Juris Doctor candidates can also explore the interdisciplinary nature of law through a joint degree program with one of nine other professional schools. Students must apply to both programs separately but then complete their coursework concurrently, sharing some credits between both programs. This method allows students to complete both degrees in less time than pursuing them separately. Joint degrees range from an M.B.A. or Masters in Political Science to degrees in journalism or history.
Career and Career Placement
Over 87% of all Nebraska Law graduates are employed in careers that either require a law license or prefer a law school graduate within 10 months of graduation. Owing in part to the lower debt rate incurred by Nebraska Law graduates, students gravitated towards unique professional paths. Small law firms and solo practices were the most popular choice (26%). Students also frequently opted for careers in the business sector (16%) or in government offices and public interest positions (19%). Over 75% of all graduates remained in Nebraska to begin their careers while nearby Iowa and Kansas were also common choices.
The Nebraska Law Career Development Office (CDO) provides all students with a range of resources and programming intended to prepare them to manage their careers from their first summer legal jobs through their first careers and their future career changes. Students learn the skill of interviewing and networking. The CDO also maintains a robust set of online and paper resources as well as a database of job postings.
Students at Nebraska Law learn to practice law through skill-based courses, participation in one of the schools faculty led legal clinics, or through a field placement. Each year, the law school offers students a wide range of skill based courses that allow student to tackle practical problems in the classroom under the supervision of faculty experts. Skill based courses instruct students on the fundamentals of lawyering, from drafting a will to cross-examining witnesses.
Students have the opportunity to carry their skills into one of the schools four legal clinics where students use their skills working with real clients on a variety of legal problems. Clinical experience introduces students to a host of client related skills (such as intake interviews and professional responsibility).
Externships offer a similar experience as the law clinics through a field placement in the local legal community. By spending a semester (or more) working in a legal clinic, students are exposed to the daily process of practicing law and are able to better shape their own career paths.

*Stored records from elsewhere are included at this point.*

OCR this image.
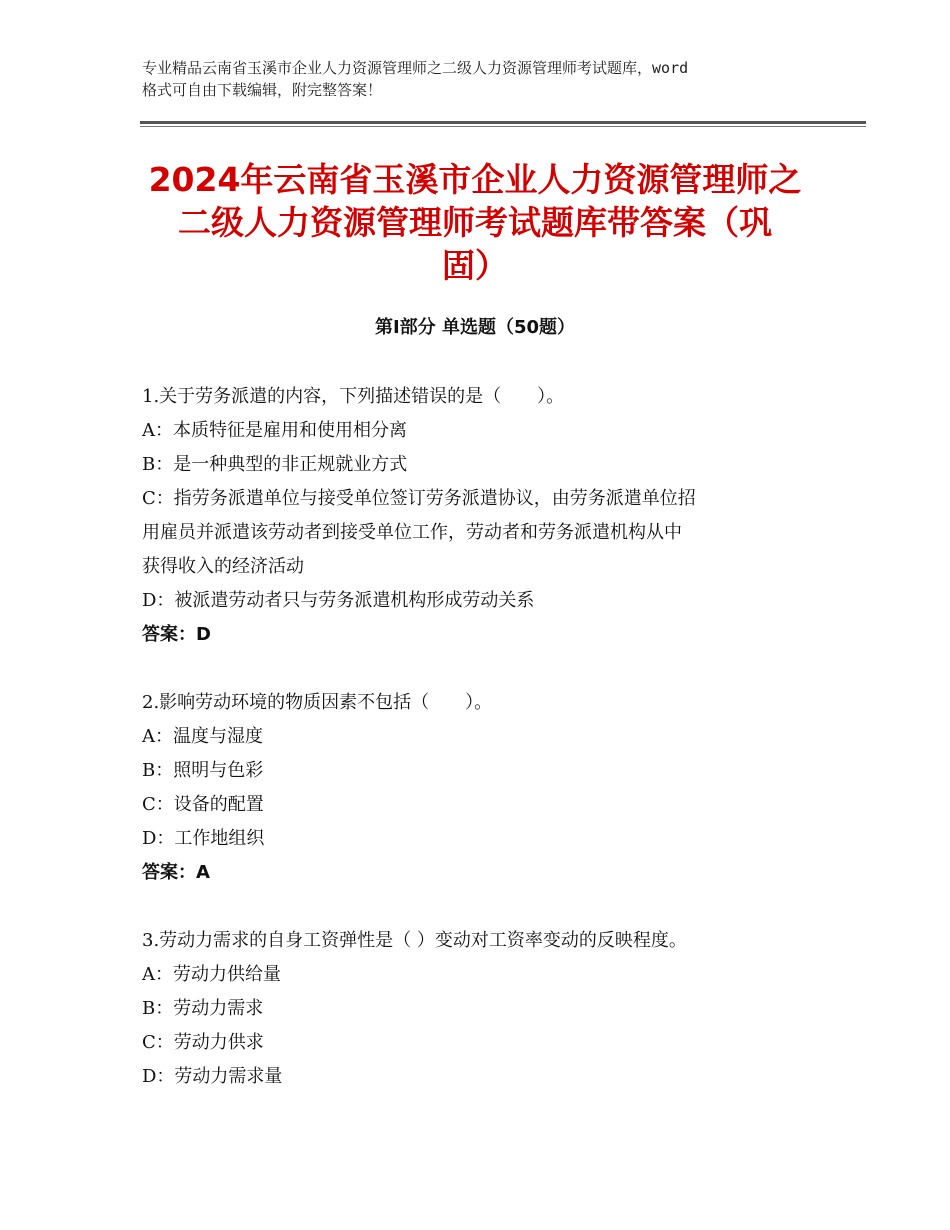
专业精品云南省玉溪市企业人力资源管理师之二级人力资源管理师考试题库，word
格式可自由下载编辑，附完整答案！
2024年云南省玉溪市企业人力资源管理师之
二级人力资源管理师考试题库带答案（巩
固）
第Ⅰ部分 单选题（50题）
1.关于劳务派遣的内容，下列描述错误的是（　　）。
A：本质特征是雇用和使用相分离
B：是一种典型的非正规就业方式
C：指劳务派遣单位与接受单位签订劳务派遣协议，由劳务派遣单位招
用雇员并派遣该劳动者到接受单位工作，劳动者和劳务派遣机构从中
获得收入的经济活动
D：被派遣劳动者只与劳务派遣机构形成劳动关系
答案：D
2.影响劳动环境的物质因素不包括（　　）。
A：温度与湿度
B：照明与色彩
C：设备的配置
D：工作地组织
答案：A
3.劳动力需求的自身工资弹性是（ ）变动对工资率变动的反映程度。
A：劳动力供给量
B：劳动力需求
C：劳动力供求
D：劳动力需求量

Nebraska Law stresses the need for students to be well rounded outside of the classroom. The school of law offers students a range of services including a mentor program that provides students with a advisor throughout their academic careers who can offer suggestion on a range of issues. Nebraska Law provides counseling for students on mental and financial health issues as well as a host of wellness resources on campus. First-year students may also take part in the academic success program that helps students succeed throughout their law school careers.
Lincoln, Nebraska offers students life in a big city without the cost or inconvenience. The metropolitan area is home to over 300,000 residents. Lincoln is also the capital of the state, allowing students the opportunity to participate in the legislative and judicial process on a state level. The downtown community–a short drive from the law school–is full of restaurants, breweries, and entertainment options. The surrounding community offers affordable, abundant housing options. The law school is also less than 8 hours from Chicago, Minneapolis, and the ski resorts of Colorado.